CTCs can be found by looking for distinctive proteins on their surface, but currently this process is time consuming and can typically only identify one type of CTC protein at a time. Furthermore the types of proteins on the surfaces of CTCs can vary from one type of cancer to another, and even within in the same cancer, says Wang.  Therefore, if you go looking for CTCs by looking for just one kind of protein, or one type of CTC, you can miss a lot.

This is a big problem because there is a great deal of variation in CTCs.  There is also a need to dramatically simplify the approach.

To address this problem, the Trau laboratory developed a simple read-out technology which utilises a special type of gold nanoparticle. Each nanoparticle is attached to an antibody that can stick to a specific protein on a CTC.

When these nanoparticles are hit with laser light, they give off a unique optical barcode signal that can be detected. If a nanoparticle encounters a CTC and sticks to it, this signal changes ever so slightly, and that change lets you know that a particular CTC is present.

Why gold? Nano-sized gold has a unique property in that it can enhance the signal, making any changes easier to detect.

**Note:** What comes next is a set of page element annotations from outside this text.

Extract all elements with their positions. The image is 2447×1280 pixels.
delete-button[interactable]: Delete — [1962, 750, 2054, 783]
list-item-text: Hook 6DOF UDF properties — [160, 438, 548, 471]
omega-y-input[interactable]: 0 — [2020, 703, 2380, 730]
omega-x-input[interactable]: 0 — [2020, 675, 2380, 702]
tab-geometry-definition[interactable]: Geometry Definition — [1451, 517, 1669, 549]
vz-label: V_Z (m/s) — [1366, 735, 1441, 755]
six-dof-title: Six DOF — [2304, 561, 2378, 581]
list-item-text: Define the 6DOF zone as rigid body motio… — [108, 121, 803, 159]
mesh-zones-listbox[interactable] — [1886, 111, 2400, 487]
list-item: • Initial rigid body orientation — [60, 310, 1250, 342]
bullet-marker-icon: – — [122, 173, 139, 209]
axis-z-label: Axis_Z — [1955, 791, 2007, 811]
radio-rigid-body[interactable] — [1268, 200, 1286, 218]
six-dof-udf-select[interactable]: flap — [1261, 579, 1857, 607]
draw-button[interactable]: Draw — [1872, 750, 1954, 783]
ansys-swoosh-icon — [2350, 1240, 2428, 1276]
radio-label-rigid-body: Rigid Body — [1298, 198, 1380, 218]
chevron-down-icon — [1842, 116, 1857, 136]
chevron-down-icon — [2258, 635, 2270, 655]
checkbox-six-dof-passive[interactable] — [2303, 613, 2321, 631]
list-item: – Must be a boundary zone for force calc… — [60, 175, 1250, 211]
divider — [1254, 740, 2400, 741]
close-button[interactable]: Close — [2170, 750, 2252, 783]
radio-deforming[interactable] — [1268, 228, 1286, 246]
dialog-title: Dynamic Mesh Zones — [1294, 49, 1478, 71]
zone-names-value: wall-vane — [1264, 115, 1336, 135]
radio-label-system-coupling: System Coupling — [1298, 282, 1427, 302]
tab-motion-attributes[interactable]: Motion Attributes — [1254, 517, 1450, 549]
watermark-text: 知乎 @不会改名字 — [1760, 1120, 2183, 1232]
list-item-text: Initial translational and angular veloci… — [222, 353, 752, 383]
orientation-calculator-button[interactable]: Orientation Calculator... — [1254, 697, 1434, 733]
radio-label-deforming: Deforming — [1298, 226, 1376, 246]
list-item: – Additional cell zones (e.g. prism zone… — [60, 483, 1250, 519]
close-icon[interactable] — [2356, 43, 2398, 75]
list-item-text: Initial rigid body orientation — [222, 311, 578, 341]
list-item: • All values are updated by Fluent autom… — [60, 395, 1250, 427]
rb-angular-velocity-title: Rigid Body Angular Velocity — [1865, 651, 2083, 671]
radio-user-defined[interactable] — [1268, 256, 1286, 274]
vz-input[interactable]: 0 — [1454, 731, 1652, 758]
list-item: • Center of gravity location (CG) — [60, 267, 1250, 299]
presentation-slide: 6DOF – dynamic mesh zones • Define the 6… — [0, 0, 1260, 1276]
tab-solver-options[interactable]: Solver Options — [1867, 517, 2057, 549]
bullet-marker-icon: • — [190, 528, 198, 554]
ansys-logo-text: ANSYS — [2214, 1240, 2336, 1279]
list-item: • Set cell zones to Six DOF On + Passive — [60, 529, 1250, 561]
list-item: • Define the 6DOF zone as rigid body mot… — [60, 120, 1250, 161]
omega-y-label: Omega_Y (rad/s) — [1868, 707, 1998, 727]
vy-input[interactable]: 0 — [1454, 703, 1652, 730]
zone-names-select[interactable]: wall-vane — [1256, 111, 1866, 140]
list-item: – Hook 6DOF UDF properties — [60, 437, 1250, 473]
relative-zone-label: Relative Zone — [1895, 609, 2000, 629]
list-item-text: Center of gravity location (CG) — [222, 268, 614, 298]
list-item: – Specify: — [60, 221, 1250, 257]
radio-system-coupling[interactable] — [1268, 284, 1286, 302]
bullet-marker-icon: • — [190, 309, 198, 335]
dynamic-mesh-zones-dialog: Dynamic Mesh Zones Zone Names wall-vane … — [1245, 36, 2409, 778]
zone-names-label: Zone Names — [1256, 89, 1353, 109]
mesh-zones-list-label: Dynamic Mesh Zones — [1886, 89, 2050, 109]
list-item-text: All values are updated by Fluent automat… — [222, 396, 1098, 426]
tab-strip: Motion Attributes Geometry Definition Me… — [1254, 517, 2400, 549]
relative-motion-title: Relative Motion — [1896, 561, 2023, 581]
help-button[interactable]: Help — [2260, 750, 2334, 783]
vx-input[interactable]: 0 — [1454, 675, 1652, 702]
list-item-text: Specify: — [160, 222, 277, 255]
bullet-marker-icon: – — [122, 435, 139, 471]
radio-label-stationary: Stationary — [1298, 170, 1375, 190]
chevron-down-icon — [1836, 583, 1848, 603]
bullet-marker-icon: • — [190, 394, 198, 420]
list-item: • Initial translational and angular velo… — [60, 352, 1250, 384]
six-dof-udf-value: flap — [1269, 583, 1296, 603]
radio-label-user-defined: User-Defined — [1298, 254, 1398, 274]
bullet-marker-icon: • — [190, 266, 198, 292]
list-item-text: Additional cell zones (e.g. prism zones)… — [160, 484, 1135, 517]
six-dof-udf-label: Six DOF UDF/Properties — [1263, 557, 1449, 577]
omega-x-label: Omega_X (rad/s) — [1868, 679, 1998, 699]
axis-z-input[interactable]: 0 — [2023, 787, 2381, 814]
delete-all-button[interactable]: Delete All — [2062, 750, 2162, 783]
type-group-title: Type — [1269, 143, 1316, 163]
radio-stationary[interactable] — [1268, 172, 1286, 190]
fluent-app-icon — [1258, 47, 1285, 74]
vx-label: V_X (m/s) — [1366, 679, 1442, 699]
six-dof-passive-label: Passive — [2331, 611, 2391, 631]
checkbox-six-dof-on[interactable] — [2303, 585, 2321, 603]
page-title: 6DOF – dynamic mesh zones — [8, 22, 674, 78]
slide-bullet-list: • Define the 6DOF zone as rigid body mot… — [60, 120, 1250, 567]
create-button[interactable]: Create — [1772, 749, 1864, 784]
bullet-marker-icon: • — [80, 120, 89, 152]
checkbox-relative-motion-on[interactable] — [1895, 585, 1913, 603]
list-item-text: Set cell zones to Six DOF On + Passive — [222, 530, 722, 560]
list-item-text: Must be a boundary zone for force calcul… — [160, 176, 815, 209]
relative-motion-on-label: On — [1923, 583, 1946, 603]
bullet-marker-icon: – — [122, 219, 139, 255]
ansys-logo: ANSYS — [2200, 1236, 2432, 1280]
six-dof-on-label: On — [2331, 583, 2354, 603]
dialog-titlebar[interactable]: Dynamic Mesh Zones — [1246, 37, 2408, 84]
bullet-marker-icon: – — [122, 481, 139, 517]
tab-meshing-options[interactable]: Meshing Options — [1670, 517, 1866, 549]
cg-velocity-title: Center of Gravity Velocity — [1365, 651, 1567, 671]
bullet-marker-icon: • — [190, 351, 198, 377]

Importantly, each nanoparticle can be linked with a different antibody. Thus when you combine a variety of nanoparticle-antibody pairs in one test, it’s possible to search for multiple types of CTCs at once.

The gold nanoparticle technology is extremely sensitive, too. It can detect as few as 10 CTCs in a 1 millilitre blood sample. This makes the technology extremely quick and easy to use.

“The special feature of this technology is the fact that it can accurately measure the diversity of CTCs in real-time, before, during and after treatment,” says Trau. “This is critical information for the oncologist to guide the treatment of the patient, and in the future could be developed into a simple hand-held device”. 

The nanoparticle technology was able to successfully track in real-time how the diversity of tumour cell populations were changing in response to particular therapies for all of the patients studied.  Remarkably, this “liquid biopsy” technology was both predictive and prognostic for all of the patients studied.

One of the big challenges in cancer medicine is that cancers can evolve over time; this includes developing resistance to treatment.  This evolution is associated with changes on the cell surface.   

With this technology, we can see very dramatic changes in the CTC diversity during treatment says Cebon, “Having information about these changes at a cellular level has the potential to guide cancer therapy in real-time, to identify signs of drug resistance and help doctors and patients make informed decisions about treatment strategy.” 

“The technology could also greatly improve our ability to study how tumour cells change in response to treatment and could help answer important biological questions about how treatment resistance arises.”

The study was published in Nature Communications.